Lorsque j’étais enfant, et que je me rendais sur le Causse Noir avec mes parents, ma mère voyant s’agiter une petite tête derrière la muraille s’écriait « Oh, regarde c’est une clé de Saint-Pierre ! ». Un peu surpris par cette expression, mais amusé par celle-ci, je désignais dès lors ce petit lézard gris des murailles connu aussi sous le nom de rapiette, par ce nom que ma mère lui donnait.
En sa qualité de reptile, il ne produit pas de chaleur par lui-même, aussi il n’est pas rare de le voir profiter d’un bain de soleil, sa couleur grisâtre se confondant parfaitement avec celles des murailles, ces dernières lui permettant de surveiller les environs immédiats, il peut en quelque sorte lézarder en toute tranquillité sous le soleil. D’un naturel curieux, et peu craintif, il est assez facile de le voir.
Mais il n’est cependant pas à l’abri des prédateurs, aussi, il n’est pas rare de le voir apparaître avec une queue reconstituée, car plutôt que de laisser sa peau, son système de défense quand il est en danger ou coincé est d’abandonner sa queue qui continue à remuer et à faire diversion, laissant à notre reptile le loisir d’aller se réfugier dans la lézarde d’un mur. Une autre queue de remplacement repousse progressivement, mais est dépourvue d’écailles, avec une couleur gris sombre.
Paul Sébillot (1843-1918) évoquant les croyances singulières quant à la tête et à la queue des reptiles rappelle cette idée : « On sait que la queue du lézard, par une sorte d’action réflexe, remue pendant quelques instants alors qu’elle est détachée du corps ; les gamins de Marseille croient que cette queue qui s’agite tant jure le nom de Dieu » (Le folklore de France, la faune et la flore, 1906)
Si le lézard des murailles est appelé « rapiette » dans le sud-ouest de la France, du verbe latin rapio « enlever, dérober à la vue », qui a donné « rapt » comme se cache vite le lézard, sa proie tout juste gobée, d’où lui vient ce nom vernaculaire de « Clé de Saint-Pierre » que ma mère employait pour le désigner ?

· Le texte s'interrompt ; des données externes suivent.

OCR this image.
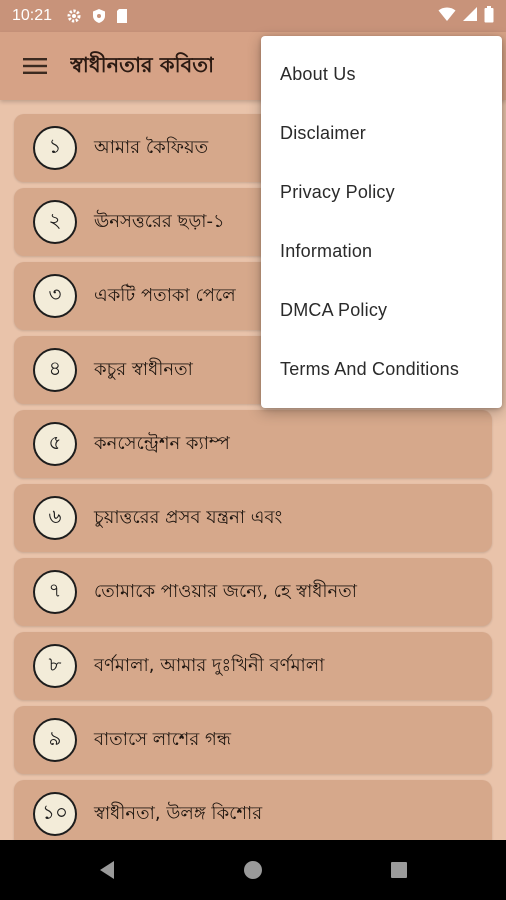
10:21
স্বাধীনতার কবিতা
১	আমার কৈফিয়ত
২	ঊনসত্তরের ছড়া-১
৩	একটি পতাকা পেলে
৪	কচুর স্বাধীনতা
৫	কনসেন্ট্রেশন ক্যাম্প
৬	চুয়াত্তরের প্রসব যন্ত্রনা এবং
৭	তোমাকে পাওয়ার জন্যে, হে স্বাধীনতা
৮	বর্ণমালা, আমার দুঃখিনী বর্ণমালা
৯	বাতাসে লাশের গন্ধ
১০	স্বাধীনতা, উলঙ্গ কিশোর
About Us
Disclaimer
Privacy Policy
Information
DMCA Policy
Terms And Conditions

Voyons un peu ce que nous en disent les encyclopédistes… Si les expressions évoquant les clés sont légion comme prendre la clef des champs ou mettre la clé sous la porte, aucun n’évoque la clé de saint-pierre dans son sens figuré. Il existe bien les clefs du Paradis qui symboliquement ouvrent ou ferment les accès au paradis, mais pourquoi donner à cet animal, ce nom de clé de Saint-Pierre. Ma mère étant originaire de Livinhac-le-Haut, ce surnom ne pouvait provenir que de l’Aveyron. Et en effet, les occitanistes connaissent bien cette « Clau de Saint-Pèire ».
Reste à savoir quel est le lien entre ce saint, la clé et le lézard. Visiblement, la vision de ce lézard est signe de bons présages. Pour certains, Saint-Pierre régnant sur la météo, quand le lézard apparait c’est signe qu’il va faire beau temps. On sait que ce lézard porte chance. En témoigne Paul Sebillot dans son ouvrage sur les croyances, mythes et légendes de France : « Les reptiles passent en plusieurs régions, et surtout dans le Midi, pour exercer une influence favorable sur le lieu où ils se montrent d’habitude… En bas-languedoc, pour trouver de l’argent, il faut avoir dans son soulier un fragment de petit lézard des murailles. ».
Quant à la clé, elle viendrait d’après le célèbre linguiste Albert Dauzat (1877-1955) de sa forte ressemblance avec la forme du lézard : « L’analogie de la bête au repos avec une clé a fait créer un joli dérivé dans la région du Mont-Dor (Puy-de-Dôme), le type régional croz-al-viva ».
Cette fameuse clé en mouvement fait penser à la clé que l’on tourne lorsque le lézard se faufile facilement avec son corps plat dans les anfractuosités même minuscules des rochers. Ainsi dans l’Aveyron, cette « clé vivante » est apparue sous le nom clé de Saint-Pierre, tandis que dans l’Aude et le Lot, le lézard gris a pris le nom de Clé de Saint-Georges, patron de la Catalogne.